Per gli operatori del settore, questo significa poter valutare progetti che incidono sugli spazi e sugli impianti della struttura, oltre che sulla qualità dell'esperienza offerta agli ospiti, sull'efficienza gestionale e sulla capacità di rispondere alle nuove esigenze della domanda turistica.
Chi può accedere al bando
Possono accedere al bando le imprese operanti nel settore turistico che esercitano attività d'impresa riconducibili ai codici ATECO ammissibili.
Per partecipare è necessario risultare attivi da almeno tre anni oppure dimostrare un fatturato realizzato prevalentemente con realtà della filiera turistica. Il progetto presentato deve inoltre essere funzionale in modo esclusivo alle attività ammesse dalla misura.
Agevolazioni previste e spese ammissibili
Il bando prevede un mix di agevolazioni:
- un contributo a fondo perduto fino al 30% delle spese ammissibili, per un massimo di euro 4,5 milioni;
- un finanziamento agevolato fino al 70% dell'investimento, con durata di 5 anni e tasso significativamente ridotto rispetto a quello di mercato.
Gli investimenti ammessi devono avere un importo minimo di 1 milione di euro e un massimo di 15 milioni di euro. Le risorse complessive stanziate ammontano a 109 milioni di euro.
Quali interventi possono essere finanziati
Le domande devono rientrare in una o più linee di intervento previste dal bando:
- miglioramento di almeno due classi di efficienza energetica degli edifici;
- introduzione di impianti e attrezzature per la riduzione dell'impatto ambientale;
- digitalizzazione degli edifici e delle infrastrutture;
- realizzazione o riqualificazione di impianti sportivi, wellness, centri congressi e strutture per eventi;
- acquisto o sviluppo di software, brevetti, licenze e know-how tecnologico.
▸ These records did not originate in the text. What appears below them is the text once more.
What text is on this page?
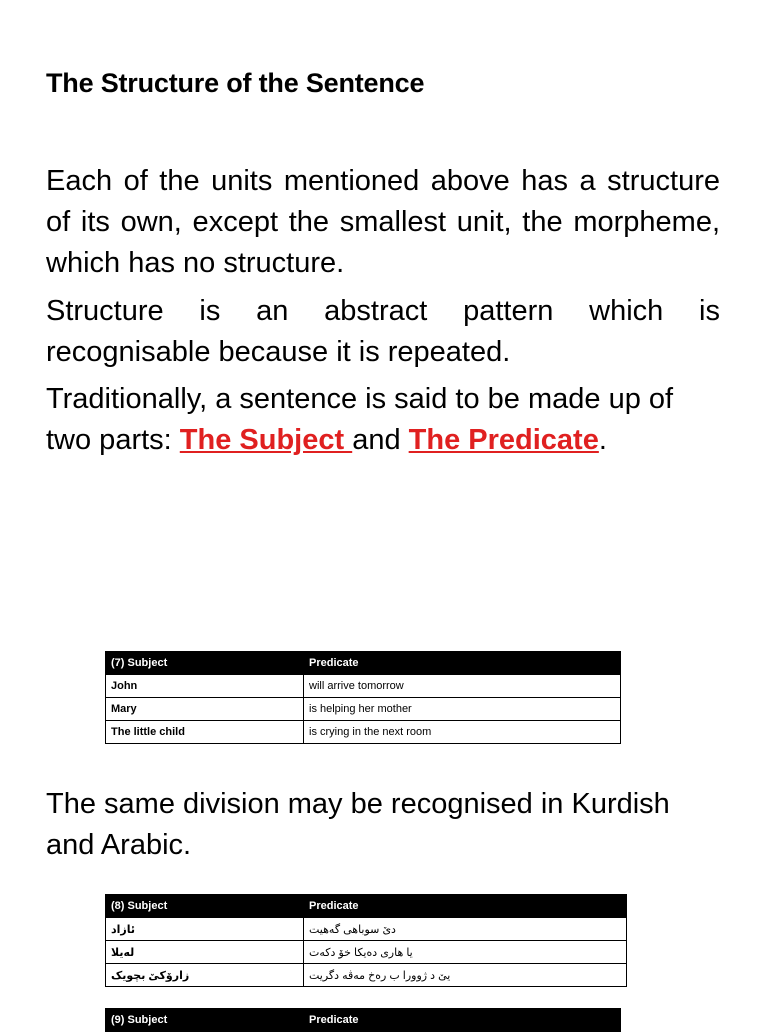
The Structure of the Sentence

Each of the units mentioned above has a structure of its own, except the smallest unit, the morpheme, which has no structure.

Structure is an abstract pattern which is recognisable because it is repeated.

Traditionally, a sentence is said to be made up of two parts: The Subject and The Predicate.

(7) Subject	Predicate
John	will arrive tomorrow
Mary	is helping her mother
The little child	is crying in the next room

The same division may be recognised in Kurdish and Arabic.

(8) Subject	Predicate
ئازاد	دێ سوباهی گەهیت
لەیلا	یا هاری دەیکا خۆ دکەت
زارۆکێ بچویک	یێ د ژوورا ب رەخ مەڤە دگریت
(9) Subject	Predicate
Per hotel e strutture ricettive, queste linee di intervento possono tradursi in progetti orientati a ridurre i costi strutturali, migliorare i servizi, rendere più efficiente la gestione e aumentare l'attrattività della struttura.
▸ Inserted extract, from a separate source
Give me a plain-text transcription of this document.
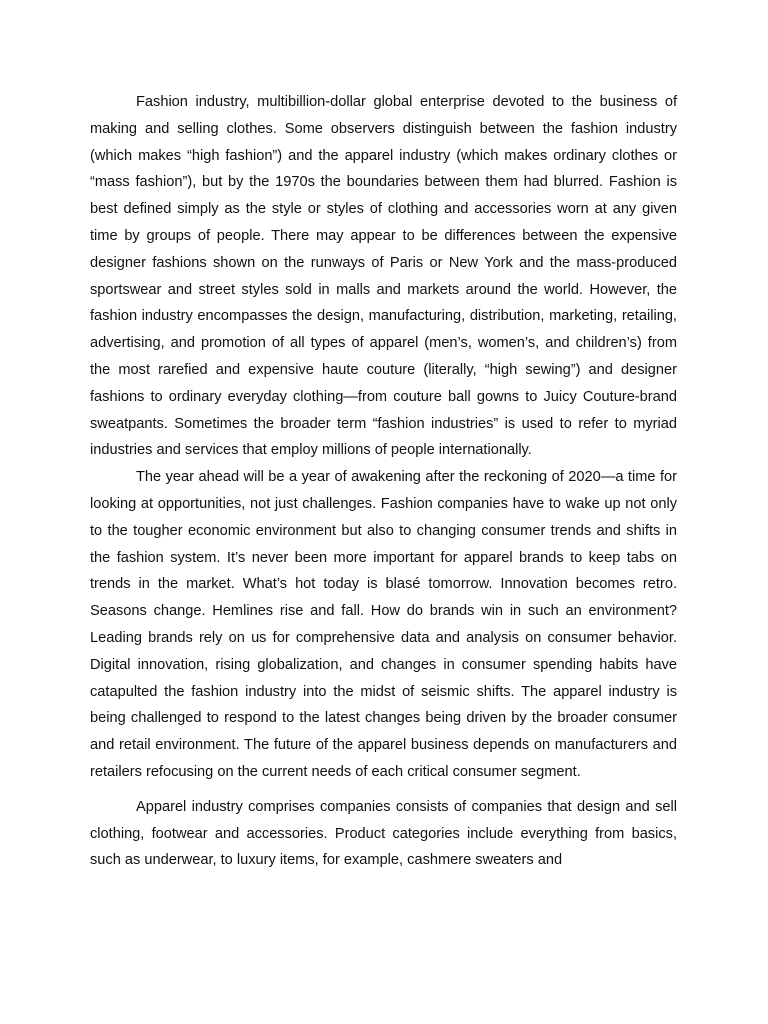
Fashion industry, multibillion-dollar global enterprise devoted to the business of making and selling clothes. Some observers distinguish between the fashion industry (which makes “high fashion”) and the apparel industry (which makes ordinary clothes or “mass fashion”), but by the 1970s the boundaries between them had blurred. Fashion is best defined simply as the style or styles of clothing and accessories worn at any given time by groups of people. There may appear to be differences between the expensive designer fashions shown on the runways of Paris or New York and the mass-produced sportswear and street styles sold in malls and markets around the world. However, the fashion industry encompasses the design, manufacturing, distribution, marketing, retailing, advertising, and promotion of all types of apparel (men’s, women’s, and children’s) from the most rarefied and expensive haute couture (literally, “high sewing”) and designer fashions to ordinary everyday clothing—from couture ball gowns to Juicy Couture-brand sweatpants. Sometimes the broader term “fashion industries” is used to refer to myriad industries and services that employ millions of people internationally.

The year ahead will be a year of awakening after the reckoning of 2020—a time for looking at opportunities, not just challenges. Fashion companies have to wake up not only to the tougher economic environment but also to changing consumer trends and shifts in the fashion system. It’s never been more important for apparel brands to keep tabs on trends in the market. What’s hot today is blasé tomorrow. Innovation becomes retro. Seasons change. Hemlines rise and fall. How do brands win in such an environment? Leading brands rely on us for comprehensive data and analysis on consumer behavior. Digital innovation, rising globalization, and changes in consumer spending habits have catapulted the fashion industry into the midst of seismic shifts. The apparel industry is being challenged to respond to the latest changes being driven by the broader consumer and retail environment. The future of the apparel business depends on manufacturers and retailers refocusing on the current needs of each critical consumer segment.

Apparel industry comprises companies consists of companies that design and sell clothing, footwear and accessories. Product categories include everything from basics, such as underwear, to luxury items, for example, cashmere sweaters and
Un esempio concreto di investimento
Per rendere più chiaro il funzionamento della misura, si può partire da una simulazione basata su una struttura alberghiera tipo. L'esempio consente di capire come contributo a fondo perduto e finanziamento agevolato possano combinarsi all'interno di un progetto di riqualificazione articolato su più linee di intervento.
Esempio di struttura ricettiva
L'intervento riguarda una struttura alberghiera a 4 stelle, attiva dal 1996, con 45 camere, situata in Sicilia. L'azienda opera con codice ATECO 55.10.00, è classificata come piccola impresa ed è proprietaria dell'immobile oggetto dell'investimento.
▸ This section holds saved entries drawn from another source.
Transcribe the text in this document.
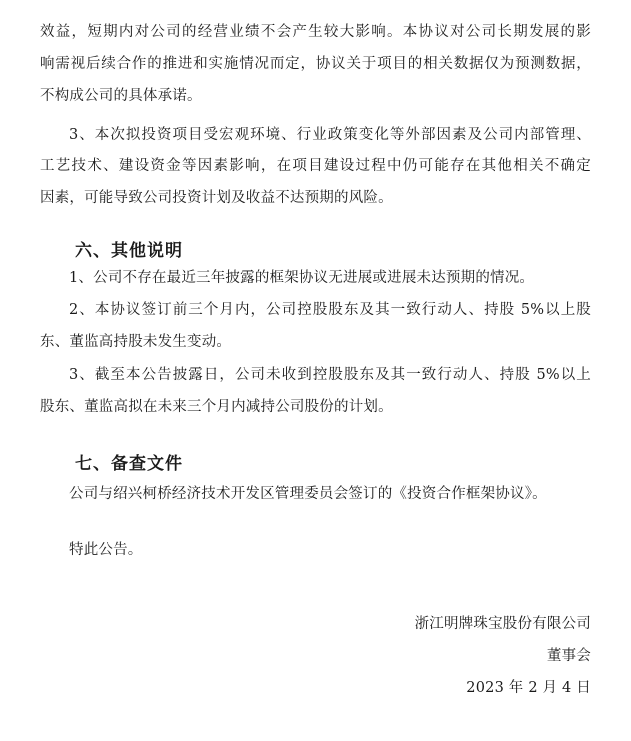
效益，短期内对公司的经营业绩不会产生较大影响。本协议对公司长期发展的影
响需视后续合作的推进和实施情况而定，协议关于项目的相关数据仅为预测数据，
不构成公司的具体承诺。
3、本次拟投资项目受宏观环境、行业政策变化等外部因素及公司内部管理、
工艺技术、建设资金等因素影响，在项目建设过程中仍可能存在其他相关不确定
因素，可能导致公司投资计划及收益不达预期的风险。
六、其他说明
1、公司不存在最近三年披露的框架协议无进展或进展未达预期的情况。
2、本协议签订前三个月内，公司控股股东及其一致行动人、持股 5%以上股
东、董监高持股未发生变动。
3、截至本公告披露日，公司未收到控股股东及其一致行动人、持股 5%以上
股东、董监高拟在未来三个月内减持公司股份的计划。
七、备查文件
公司与绍兴柯桥经济技术开发区管理委员会签订的《投资合作框架协议》。
特此公告。
浙江明牌珠宝股份有限公司
董事会
2023 年 2 月 4 日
Il progetto prevede un investimento complessivo pari a 1,34 milioni di euro e punta a ridurre i costi strutturali, aumentare l'attrattività della struttura e allineare l'hotel agli standard ESG e alle nuove aspettative della domanda turistica.
L'intervento integra azioni di efficientamento energetico, digitalizzazione e ampliamento dei servizi ad alto valore aggiunto, contribuendo alla costruzione di un modello alberghiero più resiliente, moderno e profittevole.
Nel caso descritto, l'investimento è sostenuto da un contributo a fondo perduto pari al 30% e da un finanziamento agevolato al 70%, della durata di 5 anni, con un tasso fortemente ridotto rispetto alle condizioni di mercato.
Essendo l'impresa una piccola realtà operante in una regione assistita come la Sicilia, il beneficio complessivo in termini di Equivalente Sovvenzione Lorda (ESL) risulta particolarmente rilevante, con un impatto stimato tra 54 mila e 94 mila euro.
In termini concreti, l'operazione consente di combinare oltre 300 mila euro di contributo a fondo perduto e circa 938 mila euro di finanziamento agevolato, riducendo il fabbisogno di capitale proprio e migliorando l'equilibrio economico-finanziario del progetto.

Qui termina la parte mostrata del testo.